Cheryl Bormann leaves hers, and adopts her colleagues’ arguments.  Judge Pohl interrupts, to----surprise---remind her that modification, or even rescission, of the protective order won’t result in counsel’s liberal dissemination of classified material to third parties.  But Bormann presses on, first by pointing out some hypocrisy: the protective order gags defense counsel in a way that, say, the CIA very much hasn’t gagged the enhanced interrogation cheerleader and former CIA official Jose Rodriguez, in his book Hard Measures.  The court asks Bormann, do you think the protective order treats some unclassified material as classified?  It can, she answers, while noting a few protective order paragraphs that need amending.  Among other things, her revisions would conform the protective order to classification guidance, and make clear that Bormann’s execution of the order’s Memorandum of Understanding would not eviscerate rights afforded her client by the CAT.  (She finds the idea of doing that offensive.)  For Bormann, the gist is this: you can’t gag somebody from talking about torture, and then ask to kill them.  But if the government wants to to gag the accused, then the proceedings must be abated, or the death penalty must be taken off the table.  Of course the government can always make this a fair fight, and unilaterally declassify interrogation information---but we know it won’t.  A bit more, and then Bormann concludes.

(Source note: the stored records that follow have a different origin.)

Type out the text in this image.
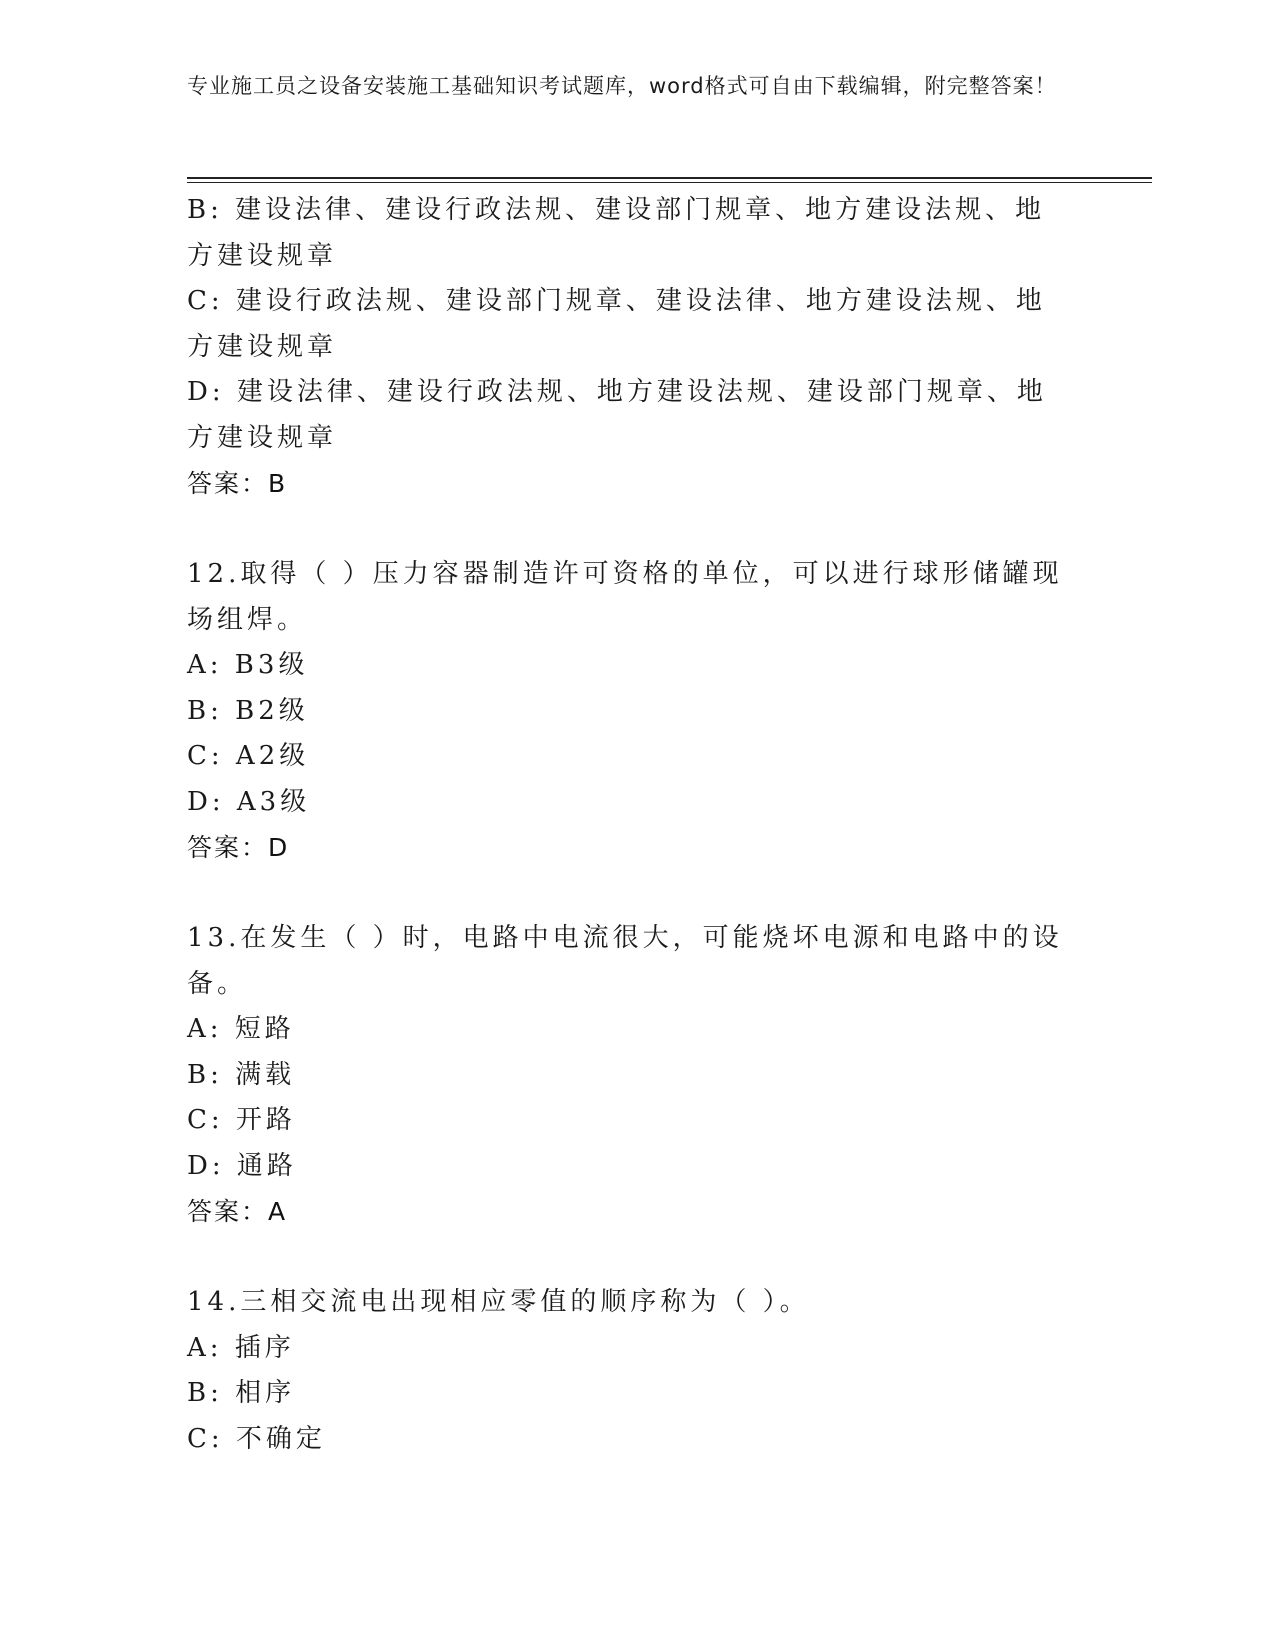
专业施工员之设备安装施工基础知识考试题库，word格式可自由下载编辑，附完整答案！

B: 建设法律、建设行政法规、建设部门规章、地方建设法规、地方建设规章

C: 建设行政法规、建设部门规章、建设法律、地方建设法规、地方建设规章

D: 建设法律、建设行政法规、地方建设法规、建设部门规章、地方建设规章

答案：B

12.取得（ ）压力容器制造许可资格的单位，可以进行球形储罐现场组焊。

A: B3级

B: B2级

C: A2级

D: A3级

答案：D

13.在发生（ ）时，电路中电流很大，可能烧坏电源和电路中的设备。

A: 短路

B: 满载

C: 开路

D: 通路

答案：A

14.三相交流电出现相应零值的顺序称为（ ）。

A: 插序

B: 相序

C: 不确定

Ramzi Bin al Shibh’s lawyer, James Harrington, offers up some remarks of his own.  The issue here, he says, is the validity of the protective order: does it violate the CAT?  That’s the way the question must be framed, in Harrington's mind.  The attorney sits, and J. Connell III opts to present his argument later, after the day’s Rule 505(h) session.

We’ll hear from the government at 1:45.  Lunch recess will occupy the period from now until then.

Wells C. Bennett was Managing Editor of Lawfare and a Fellow in National Security Law at the Brookings Institution. Before coming to Brookings, he was an Associate at Arnold & Porter LLP.